Aynı eksikliği benim biraz daha üzerinde çalıştığım konu olan çocuk koruma hukukunda da görüyoruz. Maalesef Çocuk Koruma Hukukundaki, ben biraz ceza hukukundan ayırıyorum birazcık değil bayağı ayırıyorum, bu konuda çok fazla belki de hani böyle cazip bir alan olmadiği için oturmuş bir akademik bilgimiz maalesef yok. Yine ben Ali beyin bu anlamda sunumundan cok yararlandım.Yargısal, yargının teamüllerine ilişkin de çok az araştırma var ya, neden yargı bu davalarla ilişkin örneğin beraat kararları mı fazla, fazlaysa neden işte sizin söylediğiniz gibi bir beyanını değiştirmiş bunlar aslında bize birtakım yine suçun tarafı olan ergenleri yahutta hukuksal sürecin dinamikleri konusunda fikir verebilecek alanlar. Eğer ben politika üretenlerin başında olsam yarından tezi yok bu konuyla. İlgili yoğun bir araştırma gündemi yaratmaya çalışırdım. Açıkçası ki bu anlamda sabahki dinlediğimiz çalışmanın da çok kıymetli olduğunu düşünüyorum çünkü her bütün bu eksikliklere rağmen güzel bir derleme yapılmış ki bende bir çok kısmına katılmadığım kısımlar var ama bir çok kısmına katılıyorum.

Bu bağlamda da aslında bu şiddet tepkinin ki bunun bir kısmı şiddetin bir türevi olduğu için çocuklara etkilerinin çok fazla bilemiyoruz ve dediğim gibi biz biraz aslında bu konuda ezbere konuşuyoruz. Benim hissiyatım şu, bu konuları tartışırken yargısal süreçte de böyle yani şikayet bahsinde de bana göre böyledir ya da suçun tasnifi odak çoğunlukla çocuklara değil, toplumsal cinsiyet oylarını sabahta konuşuldu. Bir sürü örnek verebiliriz buna. Örneğin işte öncelikle motivasyonu ne elalem neden olması ya benim çocuğum bundan nasıl etkilendi?
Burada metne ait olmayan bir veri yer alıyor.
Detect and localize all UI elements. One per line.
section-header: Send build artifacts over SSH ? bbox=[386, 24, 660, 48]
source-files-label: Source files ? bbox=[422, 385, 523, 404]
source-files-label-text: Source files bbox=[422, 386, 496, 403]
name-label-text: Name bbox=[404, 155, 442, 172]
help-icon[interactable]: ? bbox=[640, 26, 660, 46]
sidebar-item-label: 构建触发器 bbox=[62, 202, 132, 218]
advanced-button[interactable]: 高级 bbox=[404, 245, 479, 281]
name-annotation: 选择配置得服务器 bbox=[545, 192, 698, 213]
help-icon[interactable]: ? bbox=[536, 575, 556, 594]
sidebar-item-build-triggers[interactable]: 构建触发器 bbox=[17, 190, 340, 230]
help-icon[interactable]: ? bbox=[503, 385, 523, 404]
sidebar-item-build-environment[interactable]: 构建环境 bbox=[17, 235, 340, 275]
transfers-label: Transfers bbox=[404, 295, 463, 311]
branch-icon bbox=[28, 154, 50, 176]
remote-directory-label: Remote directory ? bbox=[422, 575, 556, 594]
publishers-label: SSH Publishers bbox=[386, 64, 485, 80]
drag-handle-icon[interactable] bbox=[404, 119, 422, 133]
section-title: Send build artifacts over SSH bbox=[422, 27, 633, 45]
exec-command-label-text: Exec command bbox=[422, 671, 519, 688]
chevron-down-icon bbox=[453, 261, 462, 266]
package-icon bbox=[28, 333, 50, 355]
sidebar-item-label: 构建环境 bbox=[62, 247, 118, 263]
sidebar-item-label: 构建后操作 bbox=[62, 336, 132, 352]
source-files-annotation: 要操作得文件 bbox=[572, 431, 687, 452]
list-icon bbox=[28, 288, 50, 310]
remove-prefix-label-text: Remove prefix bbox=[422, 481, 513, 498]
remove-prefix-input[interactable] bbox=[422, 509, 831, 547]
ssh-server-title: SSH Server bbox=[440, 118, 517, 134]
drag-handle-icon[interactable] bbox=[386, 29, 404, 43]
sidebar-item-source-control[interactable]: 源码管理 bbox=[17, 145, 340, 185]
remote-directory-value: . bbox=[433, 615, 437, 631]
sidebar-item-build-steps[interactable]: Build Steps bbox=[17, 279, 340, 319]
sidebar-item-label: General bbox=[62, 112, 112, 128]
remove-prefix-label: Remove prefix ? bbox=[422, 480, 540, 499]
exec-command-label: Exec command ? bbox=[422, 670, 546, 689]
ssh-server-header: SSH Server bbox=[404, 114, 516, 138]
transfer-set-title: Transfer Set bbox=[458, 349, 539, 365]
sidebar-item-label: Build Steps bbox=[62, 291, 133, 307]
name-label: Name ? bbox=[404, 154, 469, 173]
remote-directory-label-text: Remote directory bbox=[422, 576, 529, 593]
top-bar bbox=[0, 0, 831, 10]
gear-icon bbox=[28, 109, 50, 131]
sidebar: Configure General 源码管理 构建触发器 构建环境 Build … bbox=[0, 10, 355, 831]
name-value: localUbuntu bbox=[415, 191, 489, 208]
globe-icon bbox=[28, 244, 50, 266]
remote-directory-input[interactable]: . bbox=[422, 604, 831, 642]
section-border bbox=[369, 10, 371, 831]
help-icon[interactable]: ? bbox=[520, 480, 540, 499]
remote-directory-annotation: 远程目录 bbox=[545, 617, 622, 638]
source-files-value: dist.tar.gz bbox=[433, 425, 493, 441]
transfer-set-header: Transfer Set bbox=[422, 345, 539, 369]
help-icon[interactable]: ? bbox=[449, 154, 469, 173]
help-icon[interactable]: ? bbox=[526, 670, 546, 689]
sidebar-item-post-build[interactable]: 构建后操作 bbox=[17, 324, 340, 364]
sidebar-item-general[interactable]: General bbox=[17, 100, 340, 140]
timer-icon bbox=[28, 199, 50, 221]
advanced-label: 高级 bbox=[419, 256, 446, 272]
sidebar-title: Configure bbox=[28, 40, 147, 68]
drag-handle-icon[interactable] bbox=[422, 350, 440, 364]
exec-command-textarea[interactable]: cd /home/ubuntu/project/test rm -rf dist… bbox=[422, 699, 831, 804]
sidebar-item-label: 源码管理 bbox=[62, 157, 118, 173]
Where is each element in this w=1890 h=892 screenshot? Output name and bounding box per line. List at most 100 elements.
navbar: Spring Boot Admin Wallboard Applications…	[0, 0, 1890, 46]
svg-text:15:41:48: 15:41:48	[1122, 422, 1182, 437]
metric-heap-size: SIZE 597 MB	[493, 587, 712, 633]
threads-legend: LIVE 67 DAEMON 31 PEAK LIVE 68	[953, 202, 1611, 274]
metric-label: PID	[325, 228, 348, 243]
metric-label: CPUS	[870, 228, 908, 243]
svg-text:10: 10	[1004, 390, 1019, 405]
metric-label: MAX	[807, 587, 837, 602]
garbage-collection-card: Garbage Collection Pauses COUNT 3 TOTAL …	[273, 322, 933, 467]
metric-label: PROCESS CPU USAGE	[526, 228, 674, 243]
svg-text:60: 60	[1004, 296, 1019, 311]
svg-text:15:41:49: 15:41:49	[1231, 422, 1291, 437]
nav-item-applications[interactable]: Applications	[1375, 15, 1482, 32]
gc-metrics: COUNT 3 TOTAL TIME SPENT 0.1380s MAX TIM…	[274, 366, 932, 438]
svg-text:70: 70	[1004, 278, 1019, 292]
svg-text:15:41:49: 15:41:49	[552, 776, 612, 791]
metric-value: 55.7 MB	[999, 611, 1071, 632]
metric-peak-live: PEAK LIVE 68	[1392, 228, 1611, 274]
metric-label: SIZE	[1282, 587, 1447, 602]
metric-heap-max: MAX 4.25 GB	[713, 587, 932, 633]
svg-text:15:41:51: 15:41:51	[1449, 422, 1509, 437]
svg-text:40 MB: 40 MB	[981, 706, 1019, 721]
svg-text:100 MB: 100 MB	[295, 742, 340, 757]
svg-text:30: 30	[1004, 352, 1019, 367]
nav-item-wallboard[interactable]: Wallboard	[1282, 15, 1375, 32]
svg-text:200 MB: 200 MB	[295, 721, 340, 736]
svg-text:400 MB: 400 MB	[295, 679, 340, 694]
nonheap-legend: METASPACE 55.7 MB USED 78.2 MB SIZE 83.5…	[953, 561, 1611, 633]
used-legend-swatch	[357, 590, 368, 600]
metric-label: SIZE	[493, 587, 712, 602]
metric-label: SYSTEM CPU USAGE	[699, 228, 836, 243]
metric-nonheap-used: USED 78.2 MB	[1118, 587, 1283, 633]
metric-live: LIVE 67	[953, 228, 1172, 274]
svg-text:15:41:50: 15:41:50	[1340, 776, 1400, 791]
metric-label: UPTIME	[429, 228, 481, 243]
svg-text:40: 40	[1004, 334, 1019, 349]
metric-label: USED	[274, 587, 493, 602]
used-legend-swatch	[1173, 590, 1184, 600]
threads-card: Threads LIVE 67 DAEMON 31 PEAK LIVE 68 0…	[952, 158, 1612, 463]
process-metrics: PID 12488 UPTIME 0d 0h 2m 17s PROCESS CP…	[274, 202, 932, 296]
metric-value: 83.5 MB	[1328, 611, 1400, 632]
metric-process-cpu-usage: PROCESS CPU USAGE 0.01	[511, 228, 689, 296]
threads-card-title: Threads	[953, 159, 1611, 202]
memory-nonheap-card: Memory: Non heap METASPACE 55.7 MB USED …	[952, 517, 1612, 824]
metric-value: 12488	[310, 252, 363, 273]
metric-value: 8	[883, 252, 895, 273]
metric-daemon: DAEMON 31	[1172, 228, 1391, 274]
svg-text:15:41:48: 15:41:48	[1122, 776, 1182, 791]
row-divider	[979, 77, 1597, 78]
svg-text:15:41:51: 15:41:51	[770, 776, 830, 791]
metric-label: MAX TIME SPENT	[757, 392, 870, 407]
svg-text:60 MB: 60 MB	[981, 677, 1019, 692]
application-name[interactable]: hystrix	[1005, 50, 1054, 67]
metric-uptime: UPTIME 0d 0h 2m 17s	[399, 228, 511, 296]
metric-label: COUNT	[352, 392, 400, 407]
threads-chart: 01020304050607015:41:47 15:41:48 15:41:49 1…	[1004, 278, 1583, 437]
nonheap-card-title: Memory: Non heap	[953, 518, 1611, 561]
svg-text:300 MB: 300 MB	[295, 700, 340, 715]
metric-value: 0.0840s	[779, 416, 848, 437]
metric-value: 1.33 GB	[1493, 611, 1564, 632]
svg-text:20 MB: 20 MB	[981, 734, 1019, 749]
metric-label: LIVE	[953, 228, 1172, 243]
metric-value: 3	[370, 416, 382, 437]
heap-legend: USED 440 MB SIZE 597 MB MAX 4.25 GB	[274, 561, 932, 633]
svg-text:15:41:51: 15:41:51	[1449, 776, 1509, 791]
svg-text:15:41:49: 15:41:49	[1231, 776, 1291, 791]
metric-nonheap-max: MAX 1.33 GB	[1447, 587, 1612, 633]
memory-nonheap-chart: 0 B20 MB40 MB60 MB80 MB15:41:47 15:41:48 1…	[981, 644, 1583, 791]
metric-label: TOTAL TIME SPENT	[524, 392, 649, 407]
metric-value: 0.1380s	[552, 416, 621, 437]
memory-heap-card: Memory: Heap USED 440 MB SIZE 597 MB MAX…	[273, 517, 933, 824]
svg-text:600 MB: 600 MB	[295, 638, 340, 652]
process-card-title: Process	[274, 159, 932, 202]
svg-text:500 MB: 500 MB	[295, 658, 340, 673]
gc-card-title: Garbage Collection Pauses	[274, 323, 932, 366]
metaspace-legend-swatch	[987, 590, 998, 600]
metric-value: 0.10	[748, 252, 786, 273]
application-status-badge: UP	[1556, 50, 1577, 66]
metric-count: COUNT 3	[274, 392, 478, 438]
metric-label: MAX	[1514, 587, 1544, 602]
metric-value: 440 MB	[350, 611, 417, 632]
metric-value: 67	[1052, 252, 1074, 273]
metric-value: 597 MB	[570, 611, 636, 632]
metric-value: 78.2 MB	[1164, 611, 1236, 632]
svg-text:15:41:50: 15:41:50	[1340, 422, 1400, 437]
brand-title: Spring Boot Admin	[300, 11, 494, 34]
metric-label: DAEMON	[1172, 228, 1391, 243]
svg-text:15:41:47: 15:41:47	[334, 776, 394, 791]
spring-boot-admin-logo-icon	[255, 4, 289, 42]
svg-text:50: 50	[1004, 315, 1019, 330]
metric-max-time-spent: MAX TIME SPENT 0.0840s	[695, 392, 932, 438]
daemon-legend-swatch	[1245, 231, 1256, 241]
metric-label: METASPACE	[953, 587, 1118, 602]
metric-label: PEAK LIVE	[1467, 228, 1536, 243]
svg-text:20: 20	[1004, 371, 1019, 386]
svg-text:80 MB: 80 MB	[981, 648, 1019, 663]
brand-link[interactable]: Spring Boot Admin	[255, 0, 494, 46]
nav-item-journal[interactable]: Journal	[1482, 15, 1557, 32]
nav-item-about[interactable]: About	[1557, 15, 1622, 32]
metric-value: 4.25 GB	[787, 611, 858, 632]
Den daha ziyade ben avukatlık hayatım boyunca ailelerle konuşurken hep bu motivasyonun öncelendiğine tanık olmuşumdur ya da kız çocukların otomatik mağdur ilan edilmesi dediğim gibi biz şunu da bilmiyoruz bu suç nedeniyle kaç tane çocuk, örneğin hamile kaldığı ve hastanelere başvurdu. Bunu biliyorsunuz, Istanbul'da bir olay oldu, açığa çıktı yer yerinden oynadı, dolayısıyla bu ve benzer bağlamları biz tespit etmediğimiz sürece tekrar tekrar söylemek isterim ki biraz ezbere konuşmaya devam ediyoruz. Bu noktada şöyle bir karar vermemiz lazım diye düşünüyorum. Bu bir ceza hukuku meselesi mi öncelikli olarak yoksa bir çocuk koruma meselesi mi ben birazcık daha bunun bir ceza hukuku failin çocuk olduğu durumdan bahsediyorum, özellikle çok daha dert edindiği kısım diğeri de çok önemli ama o biraz da yolunu buluyor.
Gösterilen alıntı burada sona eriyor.